Postcard from Budapest #2
We’re running out of English superlatives to describe this wonderful city, so in Hungarian, mesés, mesés, mesés. We spent 6 days in Budapest, and there still wasn’t enough time to see and do everything this city has to offer. So those who just breeze through here on one of those whirlwind trips, truly miss out. We have more highlights our trip in our photo album, which includes a wonderful day of seeing some of the city’s famous buildings, museums, and parks. And a special highlight included our visit to the Széchenyi Bath, which is the largest of the world famous thermal baths of Budapest, which date back to the Romans and Turks.
The Thermal Baths
One of the things we were most looking forward to was a visit and dip in the Széchenyi Bath, which is the largest thermal bath of Budapest. For Tomatoes who love spas and wellness, (hello?) Budapest is known as the City of Healing Waters. The neo-baroque style Széchenyi Bath was built in 1913. Its thermal springs were discovered in 1879 and are the deepest and warmest thermal wells in Budapest. This is a huge complex of indoor and outdoor pools, with waters and varying temperatures. They are opened all year long, and even on a cold winter day, people enjoy the hot thermal waters. We didn’t quite know what to expect, but it was a unique experience for sure.

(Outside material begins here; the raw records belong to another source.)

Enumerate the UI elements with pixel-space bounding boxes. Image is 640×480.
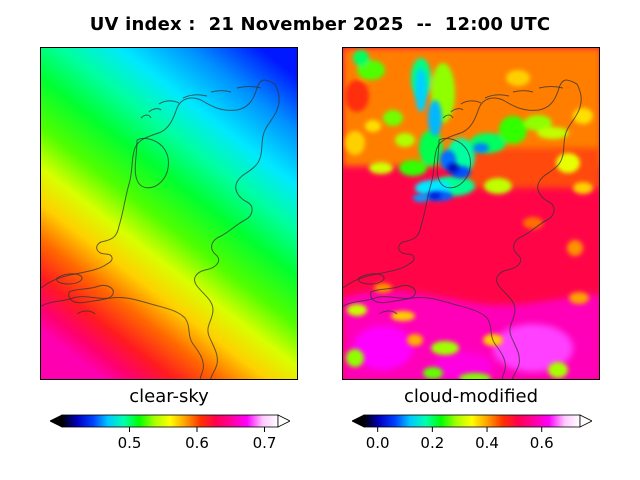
cloud-modified-map [342, 47, 600, 380]
map-outline [182, 94, 208, 99]
map-outline [512, 90, 534, 93]
colorbar-tick-label: 0.0 [365, 434, 390, 452]
map-outline [56, 273, 83, 285]
map-outline [134, 137, 169, 189]
map-outline [460, 100, 482, 105]
map-outline [41, 296, 204, 379]
map-outline [343, 79, 578, 289]
colorbar-extend-low [50, 414, 63, 428]
coastline-clear [41, 79, 280, 379]
map-outline [436, 137, 471, 189]
map-outline [450, 108, 464, 113]
map-outline [496, 83, 582, 379]
map-outline [343, 296, 506, 379]
clear-sky-colorbar [50, 414, 290, 432]
cloud-modified-colorbar [352, 414, 592, 432]
map-outline [68, 285, 114, 304]
page-title: UV index : 21 November 2025 -- 12:00 UTC [89, 14, 551, 35]
clear-sky-field [41, 48, 297, 379]
map-outline [76, 310, 96, 315]
colorbar-extend-high [579, 414, 592, 428]
clear-sky-map [40, 47, 298, 380]
map-outline [538, 86, 564, 89]
colorbar-tick-label: 0.6 [529, 434, 554, 452]
map-outline [442, 114, 454, 119]
map-outline [41, 79, 276, 289]
colorbar-extend-low [352, 414, 365, 428]
colorbar-tick-label: 0.6 [185, 434, 209, 452]
colorbar-tick-label: 0.7 [252, 434, 277, 452]
coastline-cloud [343, 79, 582, 379]
map-outline [194, 83, 280, 379]
map-outline [484, 94, 510, 99]
cloud-modified-field [343, 48, 599, 379]
colorbar-tick-label: 0.2 [420, 434, 445, 452]
map-outline [236, 86, 262, 89]
map-outline [370, 285, 416, 304]
map-outline [378, 310, 398, 315]
colorbar-tick-label: 0.5 [117, 434, 142, 452]
cloud-modified-label: cloud-modified [403, 386, 539, 407]
clear-sky-label: clear-sky [129, 386, 209, 407]
colorbar-tick-label: 0.4 [475, 434, 499, 452]
map-outline [148, 108, 162, 113]
map-outline [358, 273, 385, 285]
map-outline [158, 100, 180, 105]
map-outline [140, 114, 152, 119]
colorbar-extend-high [277, 414, 290, 428]
map-outline [210, 90, 232, 93]
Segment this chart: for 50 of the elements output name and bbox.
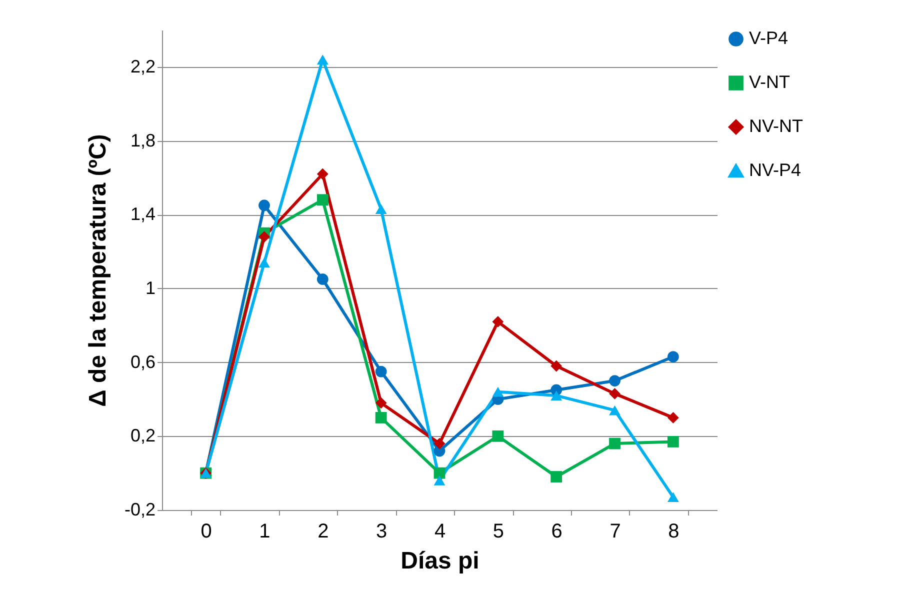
y-tick-label: 1 <box>145 278 156 298</box>
point <box>316 168 328 180</box>
point <box>258 258 270 268</box>
point <box>258 200 270 212</box>
point <box>434 438 446 450</box>
x-tick-label: 6 <box>551 520 562 542</box>
point <box>258 231 270 242</box>
point <box>550 360 562 372</box>
legend-label: NV-P4 <box>749 160 802 180</box>
x-tick-label: 2 <box>318 520 329 542</box>
x-tick-label: 7 <box>610 520 621 542</box>
legend-label: V-P4 <box>749 28 788 48</box>
point <box>492 386 504 397</box>
point <box>434 467 446 479</box>
point <box>609 405 620 416</box>
point <box>609 375 620 386</box>
y-tick-label: 1,8 <box>130 130 156 150</box>
y-tick-label: 2,2 <box>130 56 156 76</box>
point <box>667 492 679 502</box>
point <box>492 316 504 328</box>
point <box>609 388 620 400</box>
y-tick-label: 0,2 <box>130 426 156 446</box>
point <box>667 412 679 424</box>
point <box>316 54 328 64</box>
point <box>667 351 679 362</box>
x-tick-label: 8 <box>668 520 680 542</box>
y-axis-title: Δ de la temperatura (ºC) <box>84 134 112 407</box>
x-tick-label: 3 <box>376 520 388 542</box>
point <box>550 390 562 400</box>
x-tick-label: 4 <box>434 520 446 542</box>
y-tick-label: -0,2 <box>124 500 156 520</box>
x-tick-label: 5 <box>492 520 504 542</box>
y-tick-label: 1,4 <box>130 204 156 224</box>
x-axis-title: Días pi <box>400 548 480 574</box>
y-tick-label: 0,6 <box>130 352 156 372</box>
point <box>316 194 328 206</box>
point <box>375 412 387 424</box>
point <box>375 204 387 214</box>
point <box>316 274 328 285</box>
legend-label: NV-NT <box>749 116 804 136</box>
point <box>667 436 679 448</box>
point <box>492 430 504 442</box>
x-tick-label: 1 <box>259 520 270 542</box>
point <box>609 438 620 450</box>
point <box>375 397 387 409</box>
legend-label: V-NT <box>749 72 790 92</box>
point <box>375 366 387 378</box>
point <box>434 476 446 486</box>
x-tick-label: 0 <box>200 520 212 542</box>
point <box>550 471 562 482</box>
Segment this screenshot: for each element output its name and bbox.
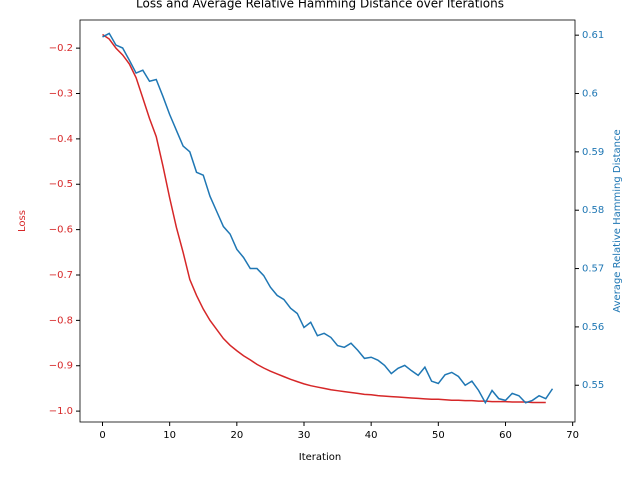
plot-frame <box>79 19 576 423</box>
y-tick-label: −1.0 <box>49 406 73 417</box>
x-tick-label: 50 <box>432 430 445 441</box>
x-tick-label: 0 <box>99 430 105 441</box>
x-tick-label: 20 <box>230 430 243 441</box>
y-tick-label: −0.5 <box>49 179 73 190</box>
y-tick-label: −0.6 <box>49 225 73 236</box>
y2-tick-label: 0.56 <box>582 322 604 333</box>
chart-title: Loss and Average Relative Hamming Distan… <box>136 0 504 11</box>
y2-tick-label: 0.57 <box>582 264 604 275</box>
x-tick-label: 40 <box>365 430 378 441</box>
y2-tick-label: 0.58 <box>582 205 604 216</box>
y-axis-label: Loss <box>17 210 28 232</box>
x-tick-label: 30 <box>298 430 311 441</box>
y-tick-label: −0.2 <box>49 43 73 54</box>
y-tick-label: −0.3 <box>49 89 73 100</box>
x-axis-label: Iteration <box>299 452 341 463</box>
series-line <box>102 33 546 404</box>
y-tick-label: −0.9 <box>49 361 73 372</box>
series-line <box>102 32 554 405</box>
y-tick-label: −0.7 <box>49 270 73 281</box>
x-tick-label: 10 <box>163 430 176 441</box>
y-tick-label: −0.8 <box>49 315 73 326</box>
y2-tick-label: 0.59 <box>582 147 604 158</box>
y2-tick-label: 0.6 <box>582 89 598 100</box>
y2-tick-label: 0.55 <box>582 380 604 391</box>
x-tick-label: 70 <box>566 430 579 441</box>
y2-tick-label: 0.61 <box>582 30 604 41</box>
y-tick-label: −0.4 <box>49 134 73 145</box>
y2-axis-label: Average Relative Hamming Distance <box>612 129 623 312</box>
x-tick-label: 60 <box>499 430 512 441</box>
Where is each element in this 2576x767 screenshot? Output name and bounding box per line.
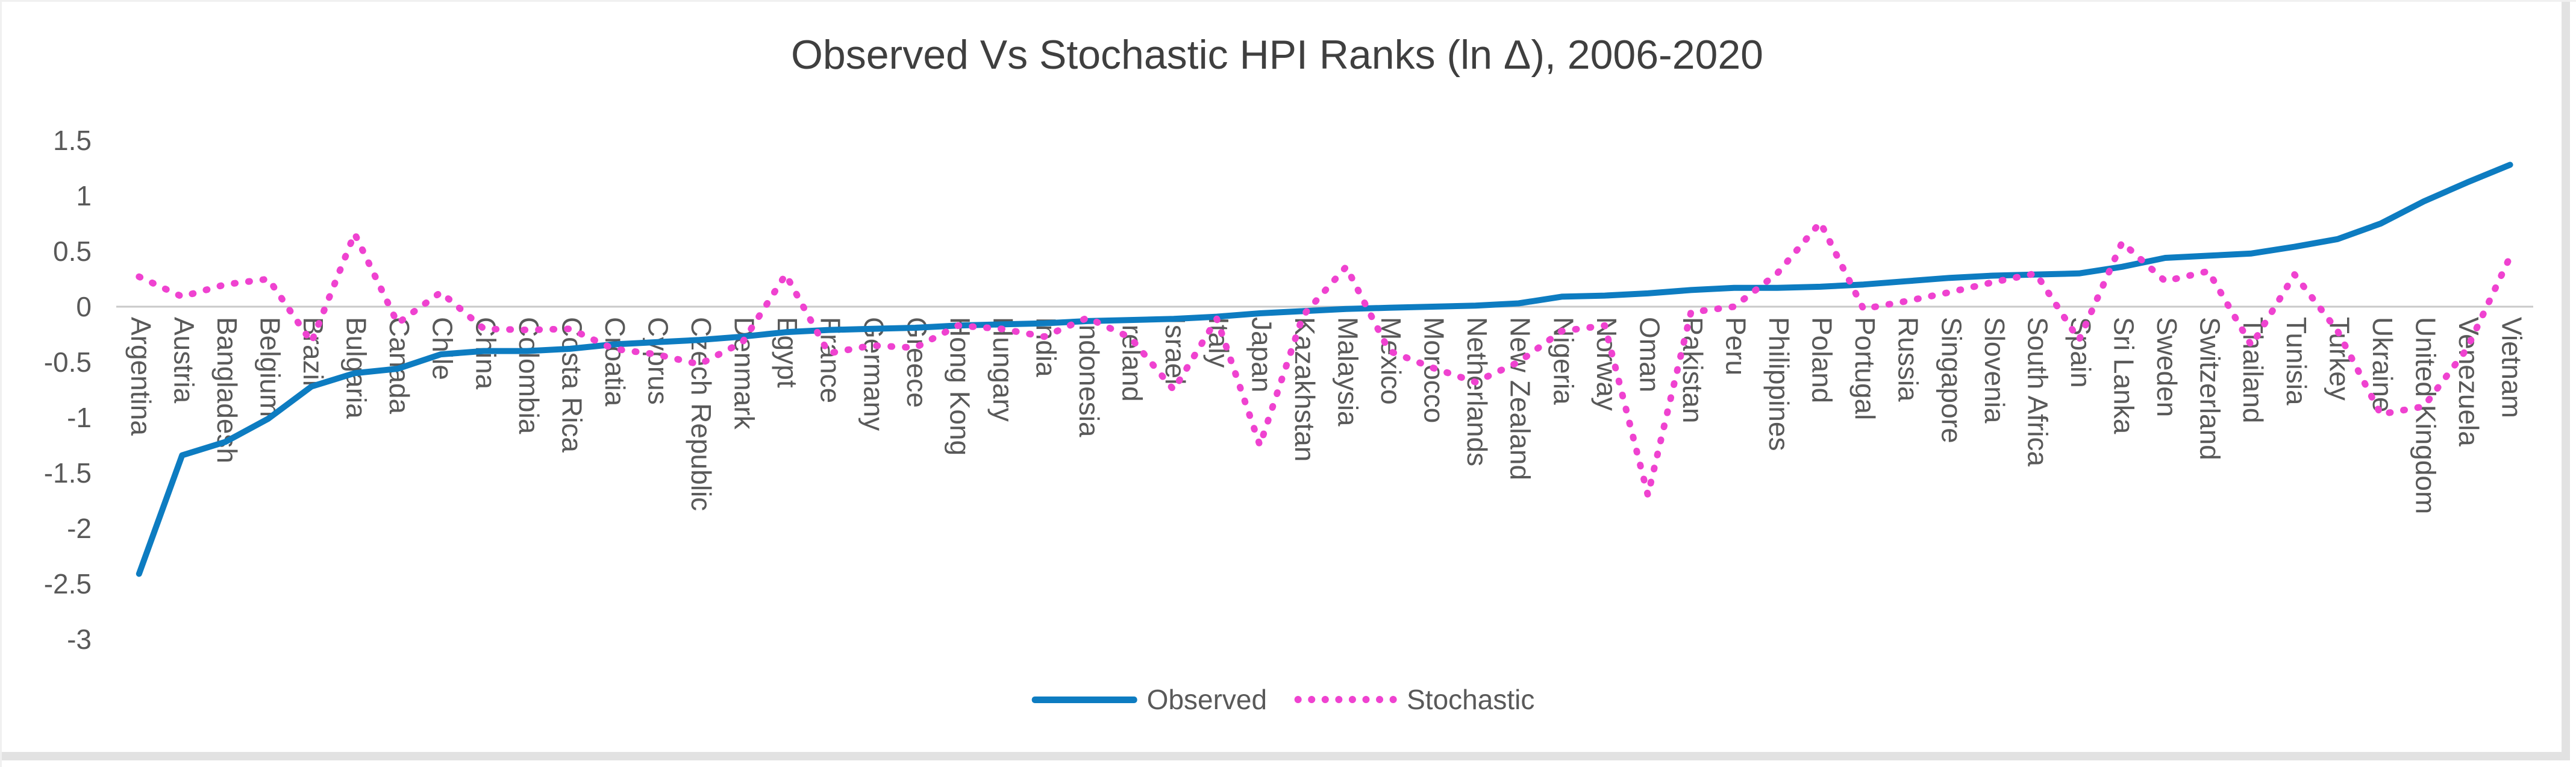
svg-text:Belgium: Belgium [254, 317, 286, 417]
svg-text:Argentina: Argentina [125, 317, 157, 436]
legend-item-stochastic: Stochastic [1295, 683, 1534, 716]
svg-text:0: 0 [76, 291, 92, 322]
svg-text:-0.5: -0.5 [44, 346, 92, 378]
legend-label-observed: Observed [1146, 684, 1268, 715]
svg-text:India: India [1031, 317, 1062, 377]
svg-text:-2.5: -2.5 [44, 568, 92, 600]
svg-text:Slovenia: Slovenia [1979, 317, 2010, 424]
svg-text:Chile: Chile [427, 317, 458, 380]
svg-text:Cyprus: Cyprus [643, 317, 674, 405]
svg-text:Israel: Israel [1160, 317, 1191, 384]
chart-title: Observed Vs Stochastic HPI Ranks (ln Δ),… [791, 32, 1763, 78]
svg-text:Austria: Austria [168, 317, 199, 404]
window-frame-bottom [0, 752, 2569, 760]
svg-text:Pakistan: Pakistan [1677, 317, 1708, 423]
svg-text:1.5: 1.5 [53, 125, 92, 156]
svg-text:Sri Lanka: Sri Lanka [2109, 317, 2140, 434]
window-frame-right [2562, 0, 2570, 760]
legend-label-stochastic: Stochastic [1407, 684, 1535, 715]
observed-line-swatch-icon [1031, 696, 1137, 703]
svg-text:-1.5: -1.5 [44, 457, 92, 489]
svg-text:Malaysia: Malaysia [1332, 317, 1363, 427]
svg-text:Japan: Japan [1246, 317, 1277, 392]
svg-text:1: 1 [76, 180, 92, 211]
svg-text:-1: -1 [67, 402, 92, 433]
svg-text:Germany: Germany [858, 317, 889, 431]
svg-text:Egypt: Egypt [772, 317, 803, 388]
svg-text:Costa Rica: Costa Rica [556, 317, 587, 452]
svg-text:Norway: Norway [1591, 317, 1622, 411]
window-edge-left [0, 0, 2, 767]
svg-text:Netherlands: Netherlands [1462, 317, 1493, 466]
svg-text:Hong Kong: Hong Kong [944, 317, 975, 456]
svg-text:Singapore: Singapore [1936, 317, 1967, 443]
svg-text:-3: -3 [67, 624, 92, 655]
svg-text:Bulgaria: Bulgaria [341, 317, 372, 419]
svg-text:Peru: Peru [1721, 317, 1752, 375]
svg-text:Ireland: Ireland [1117, 317, 1148, 402]
svg-text:-2: -2 [67, 513, 92, 544]
svg-text:Venezuela: Venezuela [2453, 317, 2484, 446]
svg-text:Oman: Oman [1634, 317, 1665, 392]
svg-text:Philippines: Philippines [1763, 317, 1795, 451]
window-edge-top [0, 0, 2576, 2]
svg-text:Greece: Greece [901, 317, 933, 408]
stochastic-dotted-swatch-icon [1295, 696, 1398, 703]
svg-text:Colombia: Colombia [513, 317, 545, 434]
svg-text:Tunisia: Tunisia [2281, 317, 2312, 405]
svg-text:Sweden: Sweden [2151, 317, 2183, 417]
svg-text:Croatia: Croatia [599, 317, 631, 407]
svg-text:Portugal: Portugal [1849, 317, 1881, 420]
chart-legend: Observed Stochastic [1031, 683, 1534, 716]
svg-text:Indonesia: Indonesia [1074, 317, 1105, 437]
svg-text:Thailand: Thailand [2237, 317, 2269, 423]
svg-text:Vietnam: Vietnam [2496, 317, 2528, 418]
svg-text:Czech Republic: Czech Republic [686, 317, 717, 511]
svg-text:Hungary: Hungary [987, 317, 1019, 422]
svg-text:United Kingdom: United Kingdom [2410, 317, 2441, 514]
legend-item-observed: Observed [1031, 683, 1268, 716]
svg-text:South Africa: South Africa [2022, 317, 2053, 466]
svg-text:Brazil: Brazil [298, 317, 329, 386]
svg-text:Russia: Russia [1893, 317, 1924, 402]
svg-text:Poland: Poland [1807, 317, 1838, 403]
svg-text:New Zealand: New Zealand [1505, 317, 1536, 480]
svg-text:Switzerland: Switzerland [2195, 317, 2226, 460]
svg-text:0.5: 0.5 [53, 236, 92, 267]
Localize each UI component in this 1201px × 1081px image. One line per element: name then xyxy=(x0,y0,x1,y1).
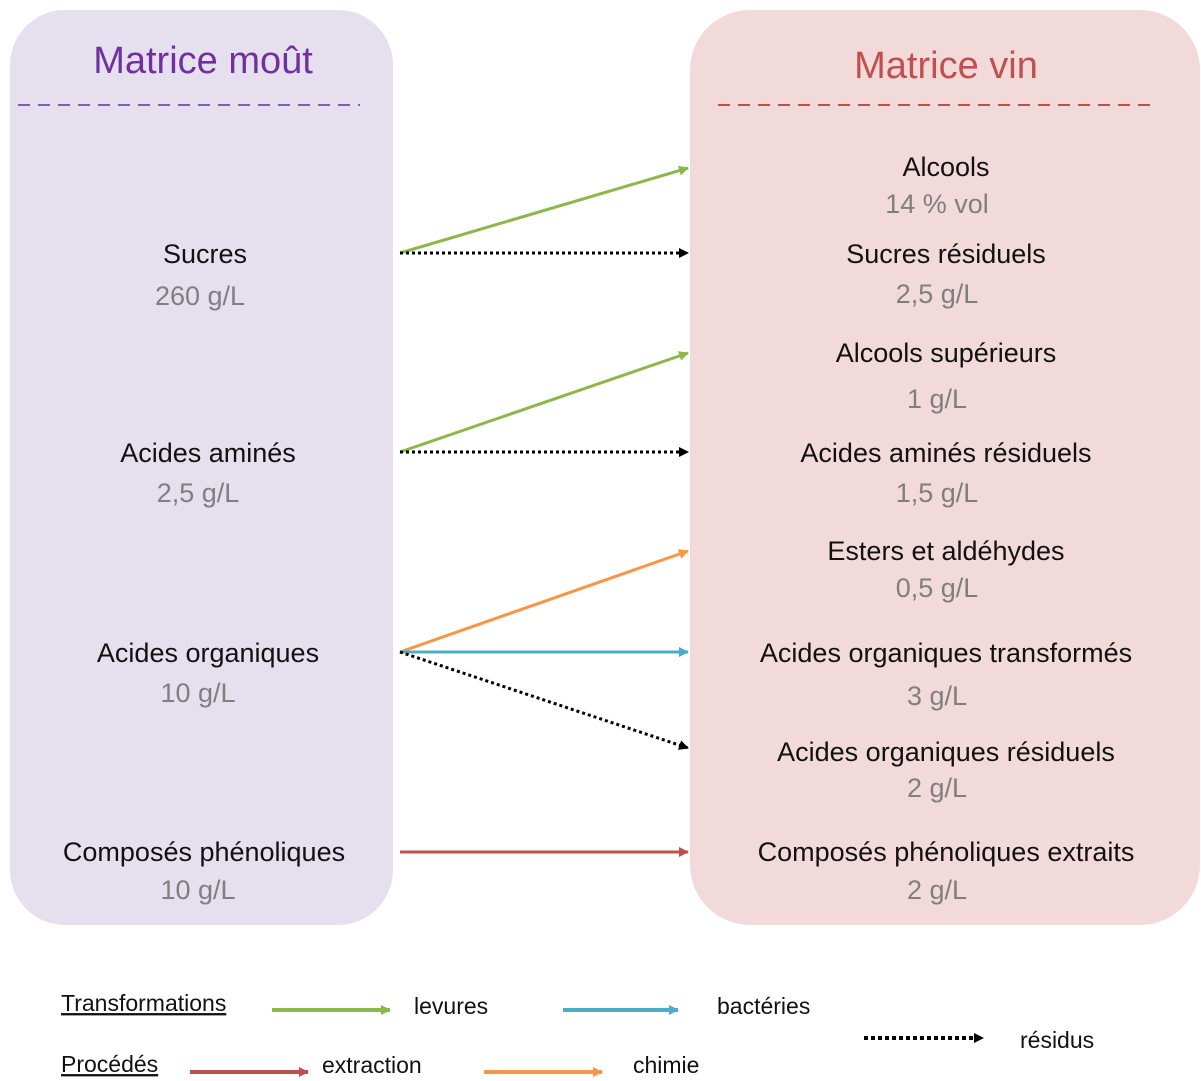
item-label: Acides organiques xyxy=(97,638,319,668)
item-label: Acides aminés xyxy=(120,438,296,468)
legend-heading: Transformations xyxy=(61,990,226,1016)
item-label: Acides organiques transformés xyxy=(760,638,1132,668)
item-label: Acides aminés résiduels xyxy=(800,438,1091,468)
left-title: Matrice moût xyxy=(93,40,313,82)
legend-label: bactéries xyxy=(717,993,810,1019)
item-value: 1,5 g/L xyxy=(896,478,979,508)
legend-label: chimie xyxy=(633,1052,699,1078)
item-value: 0,5 g/L xyxy=(896,573,979,603)
item-label: Sucres résiduels xyxy=(846,239,1046,269)
item-value: 3 g/L xyxy=(907,681,967,711)
item-value: 10 g/L xyxy=(160,875,235,905)
right-box xyxy=(690,10,1200,925)
legend-label: résidus xyxy=(1020,1027,1094,1053)
right-title: Matrice vin xyxy=(854,45,1038,87)
item-value: 1 g/L xyxy=(907,384,967,414)
item-value: 10 g/L xyxy=(160,678,235,708)
item-value: 14 % vol xyxy=(885,189,989,219)
item-label: Alcools supérieurs xyxy=(836,338,1057,368)
arrow xyxy=(399,549,689,654)
arrow xyxy=(399,351,689,454)
item-value: 2,5 g/L xyxy=(896,279,979,309)
arrow xyxy=(399,165,689,255)
item-label: Acides organiques résiduels xyxy=(777,737,1115,767)
item-value: 2,5 g/L xyxy=(157,478,240,508)
item-label: Composés phénoliques xyxy=(63,837,345,867)
item-label: Alcools xyxy=(902,152,989,182)
arrow xyxy=(399,650,689,750)
legend-label: extraction xyxy=(322,1052,422,1078)
item-value: 260 g/L xyxy=(155,281,245,311)
item-label: Composés phénoliques extraits xyxy=(758,837,1135,867)
item-label: Esters et aldéhydes xyxy=(827,536,1064,566)
item-label: Sucres xyxy=(163,239,247,269)
legend-label: levures xyxy=(414,993,488,1019)
item-value: 2 g/L xyxy=(907,773,967,803)
left-box xyxy=(10,10,393,925)
legend-heading: Procédés xyxy=(61,1051,158,1077)
item-value: 2 g/L xyxy=(907,875,967,905)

We went late in the day on Sunday afternoon, a bit past the peak time, so that it was a bit less crowded than it would normally be on a beautiful weekend. Europeans flock to these baths for their healing prosperities that proponents say can help and heal anything from joint and arthritis conditions, nervous system and skin conditions, improve your skin and much, much more. In fact, European, doctors often prescribe the thermal baths and medical insurance covers it. We should be so lucky! We felt relaxed and calmed after spending a delightful afternoon there.